Giuliano sostiene un concetto che condivido in pieno: «Un giornalista dice la Verità (grazie per la maiuscola, ndr) solo quando ammette di aver trattato i fatti secondo le proprie idee». Sono esattamente le stesse parole che Maurizio Belpietro e Stefano Lorenzetto mi hanno detto illustrandomi la linea editoriale di questo giornale.
Su un solo aspetto non riesco a seguire Ferrara, ed è dal 2008 che purtroppo lo ripeto, in splendida solitudine: sostengo che nel mondo occidentale il potere non è più dei politici ma dei manager, quelli sono i nemici di noi liberali veri. E, secondo me, non potrebbe essere diversamente, ai tempi della Grande Crisi vale solo il volgare «articolo quinto», basta sostituire «grano» con «cassa».
Sono nel campo dell’editoria e del giornalismo da meno di un decennio, so di essere in questo settore un parvenu. Ma ho avuto ora conferma, vivendoci, che nulla è cambiato rispetto agli anni Ottanta e Novanta, quando ero, insieme ad altri cinque compari, nella stanza dei bottoni – locuzione orrenda, l’ho usata solo per contestualizzare il racconto – di Fiat holding.
Ho assistito a curiose telefonate fatte a poveri editori puri (suggerirei di togliere «puri», nel mondo del business esiste solo una feroce gerarchia di impurità). Ho vissuto episodi da scompisciarsi dalle risa: quello che, ancora prima di sentirsi chiedere la rimozione del giornalista Tizio o Caio, se ne usciva con un «dottore, volevo chiamarla io per scusarmi e per dirle che ho già provveduto»; quello che ascoltava silente, confermava d’intervenire, ma cercava di avere qualche contropartita, usando però espressioni delicate, con infiniti incisi.

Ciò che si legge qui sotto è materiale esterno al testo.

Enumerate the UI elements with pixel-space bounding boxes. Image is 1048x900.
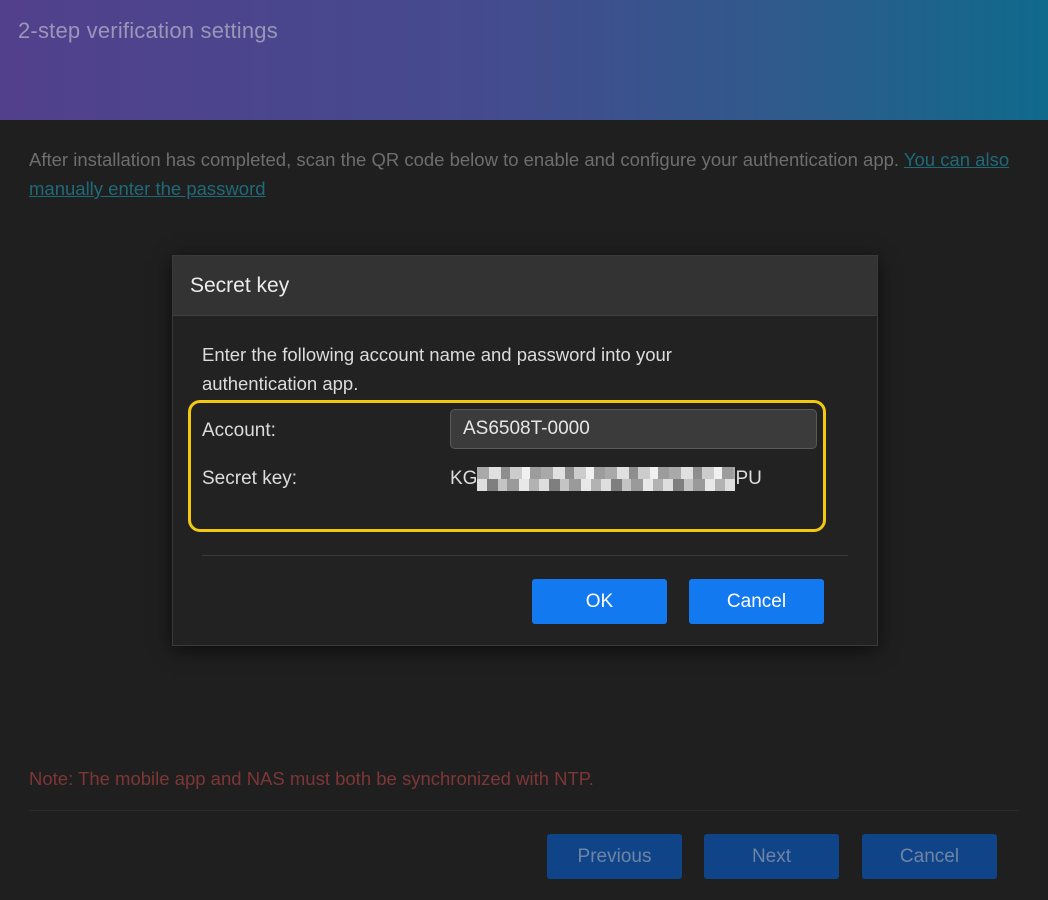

Il mio preferito resta un tale, molto ricco; la nostra richiesta d’intervento era strutturalmente debole, non c’erano i presupposti minimi per un provvedimento, il nostro potere di pressione su di lui nullo. Ma capitolò subito quando gli fu detto: «Possiamo darci del tu?». Potere allo stato puro.
Chiudo con una notazione personale. Nel mio primo Cameo sulla Verità ho chiarito che la mia casa editrice è entrata nell’azionariato con una piccola partecipazione (non «opaca», visto che Grantorino libri per statuto dà in beneficenza i suoi ricavi) e il rapporto con Maurizio Belpietro, direttore, si basa su un accordo verbale, «io ho una linea editoriale mia, nessun compenso, nessuna censura», con stretta di mano telefonica. Atto mutuato dai protocolli del Foro Boario di Carrù.
Una chicca. Mentre stavo scrivendo questo pezzo, un lettore (P.B.) di Mondovì mi ha invitato a scrivere un Cameo sul mondo che gravita intorno a Carrù. Lo sai, Giuliano, che nella provincia di Cuneo tutte le transazioni dei bovini avvengono ancora, senza algoritmi, senza piattaforme californiane, ma con maschie e nodose strette di mano? E soprattutto ancora in lire, mai in euro. Un abbraccio.